An example of an undecidable language that doesn't reduce to $\text{HALT}$ is $\text{EMPTY} = \{ <M> : \text{M is a Turing machine and } L(M) = \emptyset\}$

$\text{EMPTY}$ is a language which is $co\text{-}r.e$, but not $r.e.$. This is because as soon as you find a string that $M$ accepts, you know that L(M) is not empty, and if a string is in $L(M)$ it is guaranteed to be accepted and therefore halt, in a finite amount of time. But if $M$ doesn't accept any strings, you may never know that as the machine may diverge or go into an infinite loop on a string and never halt.

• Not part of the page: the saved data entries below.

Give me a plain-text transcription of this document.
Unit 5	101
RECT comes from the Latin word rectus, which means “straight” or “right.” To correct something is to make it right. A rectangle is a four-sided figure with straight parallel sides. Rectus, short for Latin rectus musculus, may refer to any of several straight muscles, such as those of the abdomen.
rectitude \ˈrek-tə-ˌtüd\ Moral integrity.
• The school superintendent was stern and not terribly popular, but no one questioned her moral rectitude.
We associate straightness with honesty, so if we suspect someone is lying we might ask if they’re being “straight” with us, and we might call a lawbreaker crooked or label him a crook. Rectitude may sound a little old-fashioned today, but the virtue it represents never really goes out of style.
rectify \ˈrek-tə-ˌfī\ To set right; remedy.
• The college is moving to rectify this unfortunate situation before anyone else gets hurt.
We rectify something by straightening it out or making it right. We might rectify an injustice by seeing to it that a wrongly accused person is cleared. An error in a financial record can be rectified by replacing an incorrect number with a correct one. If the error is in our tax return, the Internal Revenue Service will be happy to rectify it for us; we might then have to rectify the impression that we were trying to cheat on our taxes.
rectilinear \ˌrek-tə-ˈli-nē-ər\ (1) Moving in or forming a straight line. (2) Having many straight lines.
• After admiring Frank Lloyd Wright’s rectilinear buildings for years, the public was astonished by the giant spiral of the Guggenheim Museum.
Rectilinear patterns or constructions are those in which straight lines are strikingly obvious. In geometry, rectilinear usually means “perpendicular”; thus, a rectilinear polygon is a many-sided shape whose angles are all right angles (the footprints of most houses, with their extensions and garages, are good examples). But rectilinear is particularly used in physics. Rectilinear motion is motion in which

Another language that doesn't reduce to $\text{HALT}$ is $FINITE = \{<M> : M \text{ is a Turing machine and L(M) is finite } \}$, which is neither $r.e.$ nor $\text{co-r.e.}$

• "Because the halting problem is r.e., any problem that reduces to it is r.e.". This is obviously false. The complement of the halting problem is reducible to the halting problem, but it is not r.e.. It is, however, limit computable (the limit computable sets are exactly those reducible to an r.e. set, i.e. those sets reducible to the halting problem). – Marcel Besixdouze Mar 14 '15 at 21:04
• Clarification: I'm assuming by "reduces to it", you mean via a Turing reduction. – Marcel Besixdouze Mar 14 '15 at 21:12
• I mean many-one reduction. – tAllan Mar 15 '15 at 22:10

The proof that the halting problem is undecidable relativizes, that is, it still works if the Turing machine is given access to an oracle. In particular, the halting problem for Turing machines with oracle access to the (usual) halting problem isn't solvable by Turing machines with oracle access to the (usual) halting problem. This implies that this generalized halting problem cannot be many-one reduced to the (usual) halting problem.

More generally, we can construct a scale of problems, each one harder than the previous one, by adding the appropriate oracle. This is the classical "jump" operator of recursion theory. If you're interested in this sort of thing, find a textbook or lecture notes on recursion theory.